Starting from the romantic background of the late nineteenth century, Wildt devoted himself to the art of a sculpture strongly influenced by the Secession and Art Nouveau, characterized by complex symbolism and an almost gothic definition of its forms.

The extreme smoothness of the marble surfaces gives his busts an absolute purity and a plastic integrity that he has always tried to reconcile with the dramatic feeling of an almost paroxysmal intensity: for this reason, Wildt is on the threshold of Expressionism which is shown above all in the painful and shocked expression of his Self-portrait of 1909. 

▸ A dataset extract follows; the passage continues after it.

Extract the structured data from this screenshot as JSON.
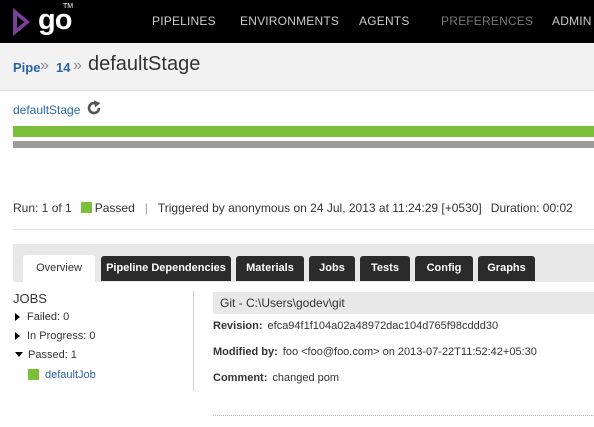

Prolific and much loved by D'Annunzio, he also taught at the Brera Academy from '26, and among his students was Lucio Fontana. 

Adolfo Wildt (Milan, March 1, 1868 - Milan, March 12, 1931) was an Italian sculptor, designer and medallist, member of the Academy of Italy since March 1929.

Very well known to the public is the sculpture of 1893-94 "Vedova" or Atte, exhibited at the Galleria Nazionale d'Arte Moderna in Rome, for which it is thought his young wife posed and which has already been shared a short time ago in this album.